Telemedicine for Weight Loss? New Study Shows Effectiveness

Resolving to lose weight in the coming year is one of the most common New Years resolutions there is. As with most New Years resolutions, of course, it’s probably easier said than done. But could telemedicine help to keep people on track to meet their New Years weight loss goals? According to the results of one new study, the answer is yes. As MobiHealthNews first reported, a study recently published in the Journal of Telemedicine and Telcare found that obese patients who had telemedicine nutrition consults lost more weight than their counterparts who did not have such consults. “Our findings suggest that health coaching using a telemedicine-based weight loss program may be effective at reducing clinically significant body weight (more than five percent) in obese adults,” the authors wrote.

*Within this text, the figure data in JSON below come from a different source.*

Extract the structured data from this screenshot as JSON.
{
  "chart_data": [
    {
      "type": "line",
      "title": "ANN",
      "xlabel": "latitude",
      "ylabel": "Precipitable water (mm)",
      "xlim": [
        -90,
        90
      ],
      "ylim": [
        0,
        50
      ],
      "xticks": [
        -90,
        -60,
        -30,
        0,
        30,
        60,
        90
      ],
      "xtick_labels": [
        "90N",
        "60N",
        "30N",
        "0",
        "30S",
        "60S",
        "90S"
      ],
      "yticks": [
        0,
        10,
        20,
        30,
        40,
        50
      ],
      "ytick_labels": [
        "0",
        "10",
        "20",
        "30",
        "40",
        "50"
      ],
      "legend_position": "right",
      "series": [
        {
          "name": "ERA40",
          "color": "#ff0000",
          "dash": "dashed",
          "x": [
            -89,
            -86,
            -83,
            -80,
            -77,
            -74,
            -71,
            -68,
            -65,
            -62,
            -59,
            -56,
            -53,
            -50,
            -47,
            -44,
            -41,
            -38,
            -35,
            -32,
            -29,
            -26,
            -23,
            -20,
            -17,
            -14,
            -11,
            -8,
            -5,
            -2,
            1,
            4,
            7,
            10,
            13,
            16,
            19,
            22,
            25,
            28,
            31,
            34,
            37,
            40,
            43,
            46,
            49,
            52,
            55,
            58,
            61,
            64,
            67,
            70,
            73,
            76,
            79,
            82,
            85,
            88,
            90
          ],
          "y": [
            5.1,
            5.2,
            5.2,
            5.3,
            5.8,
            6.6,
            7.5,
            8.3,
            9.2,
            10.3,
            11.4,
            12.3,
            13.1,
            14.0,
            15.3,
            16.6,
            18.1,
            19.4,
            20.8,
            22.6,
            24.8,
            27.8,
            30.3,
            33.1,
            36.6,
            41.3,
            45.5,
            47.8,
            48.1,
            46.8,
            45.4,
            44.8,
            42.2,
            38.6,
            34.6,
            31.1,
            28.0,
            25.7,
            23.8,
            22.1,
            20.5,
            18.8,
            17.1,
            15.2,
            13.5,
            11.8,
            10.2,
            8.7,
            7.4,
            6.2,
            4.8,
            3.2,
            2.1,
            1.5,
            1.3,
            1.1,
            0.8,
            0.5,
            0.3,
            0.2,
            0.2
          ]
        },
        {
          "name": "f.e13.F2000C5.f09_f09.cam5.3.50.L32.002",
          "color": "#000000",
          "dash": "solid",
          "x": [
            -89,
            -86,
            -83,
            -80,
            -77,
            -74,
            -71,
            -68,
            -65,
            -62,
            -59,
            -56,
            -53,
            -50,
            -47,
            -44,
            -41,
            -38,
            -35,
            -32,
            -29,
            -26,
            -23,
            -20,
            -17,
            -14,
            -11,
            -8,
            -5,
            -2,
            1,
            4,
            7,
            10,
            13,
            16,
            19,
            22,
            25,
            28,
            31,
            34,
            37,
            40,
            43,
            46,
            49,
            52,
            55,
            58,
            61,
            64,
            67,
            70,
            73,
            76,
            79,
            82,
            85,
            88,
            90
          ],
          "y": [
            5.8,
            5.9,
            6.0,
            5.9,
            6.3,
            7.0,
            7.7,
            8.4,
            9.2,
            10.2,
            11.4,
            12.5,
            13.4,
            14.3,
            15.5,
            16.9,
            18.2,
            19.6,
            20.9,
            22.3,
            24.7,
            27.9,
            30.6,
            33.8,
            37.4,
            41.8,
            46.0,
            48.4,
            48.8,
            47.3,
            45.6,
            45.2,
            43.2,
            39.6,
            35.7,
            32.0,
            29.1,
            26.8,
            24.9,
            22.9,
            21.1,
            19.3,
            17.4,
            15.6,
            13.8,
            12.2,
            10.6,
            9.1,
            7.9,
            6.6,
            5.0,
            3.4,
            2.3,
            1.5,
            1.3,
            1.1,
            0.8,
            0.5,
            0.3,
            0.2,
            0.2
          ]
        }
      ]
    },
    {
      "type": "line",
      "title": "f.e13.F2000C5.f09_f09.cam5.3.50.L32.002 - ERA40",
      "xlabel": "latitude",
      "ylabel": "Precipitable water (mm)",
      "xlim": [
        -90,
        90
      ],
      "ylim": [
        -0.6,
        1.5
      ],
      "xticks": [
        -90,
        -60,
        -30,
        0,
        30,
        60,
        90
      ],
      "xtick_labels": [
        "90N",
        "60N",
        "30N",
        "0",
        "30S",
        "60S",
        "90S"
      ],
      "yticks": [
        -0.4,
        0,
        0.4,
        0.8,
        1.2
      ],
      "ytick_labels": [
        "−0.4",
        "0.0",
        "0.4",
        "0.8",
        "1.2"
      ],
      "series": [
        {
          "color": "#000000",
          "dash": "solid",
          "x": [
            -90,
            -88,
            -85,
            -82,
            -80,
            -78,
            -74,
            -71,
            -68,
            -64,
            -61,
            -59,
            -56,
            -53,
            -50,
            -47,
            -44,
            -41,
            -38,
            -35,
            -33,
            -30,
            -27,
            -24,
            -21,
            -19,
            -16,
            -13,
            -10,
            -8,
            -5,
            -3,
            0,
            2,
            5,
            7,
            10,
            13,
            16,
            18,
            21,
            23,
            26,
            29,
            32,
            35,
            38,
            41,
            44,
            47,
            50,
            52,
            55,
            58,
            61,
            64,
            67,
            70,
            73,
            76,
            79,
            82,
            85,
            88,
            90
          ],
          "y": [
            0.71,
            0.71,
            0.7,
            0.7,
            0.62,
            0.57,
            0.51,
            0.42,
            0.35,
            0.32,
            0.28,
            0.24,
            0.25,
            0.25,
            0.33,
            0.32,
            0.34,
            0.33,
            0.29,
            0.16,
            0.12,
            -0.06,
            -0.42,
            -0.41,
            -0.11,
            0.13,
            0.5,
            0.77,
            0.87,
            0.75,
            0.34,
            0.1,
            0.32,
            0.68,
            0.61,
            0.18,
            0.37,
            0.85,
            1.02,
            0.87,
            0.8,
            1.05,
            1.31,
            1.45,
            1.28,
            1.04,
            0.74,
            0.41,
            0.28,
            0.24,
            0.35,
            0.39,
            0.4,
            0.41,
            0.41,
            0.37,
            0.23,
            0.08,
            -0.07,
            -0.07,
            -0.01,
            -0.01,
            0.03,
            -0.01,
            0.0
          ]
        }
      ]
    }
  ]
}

The study followed 25 obese participants over the course of 12 weeks, with 13 receiving an intervention that involved weekly telemedicine visits with a registered dietician, and 12 being assigned to a control group. All had access to American Well’s Amwell video-conferencing platform. The telemedicine intervention, the researchers explain, “combine[d] three key elements shown to improve weight loss outcomes: a low-calorie diet with a preference for low glycemic carbohydrates, physical activity monitoring, and support for behavior change through a multi-disciplinary approach to treatment.” Ultimately, the researchers found that those in the intervention group lost a good deal more weight than those in the control group (7.16 versus 1.5 percent of total body weight, respectively), with nine losing what the researchers deemed “a clinically significant amount of weight.”

This isn’t the first study to highlight the benefits of virtual interventions for promoting patient weight loss. As we reported last year, a retrospective study published in the Journal of Medical Internet Research (JMIR) shed light on the potential of mHealth to promote patient weight loss and improved heart health. In that study, researchers from the University of California, San Francisco (UCSF) found that, when combined with digital coaching, using the Vida Health app helped patients to both lose weight and improve their blood pressure. “Mobile phone app-based health coaching interventions can be an acceptable and effective means to promote weight loss and improve blood pressure management in overweight or obese individuals,” the researchers explained. “As mobile phones continue to penetrate the consumer market, digital health coaching may serve as a promising model to increase access to evidence-based behavioral coaching for obesity and related cardiovascular conditions.” Similarly, researchers at Massachusetts General Hospital (MGH), working in collaboration with Harvard Vanguard, developed an intervention that had positive results for children and families alike by using mHealth technology to connect people to community resources—a crucial component of weight-loss programs.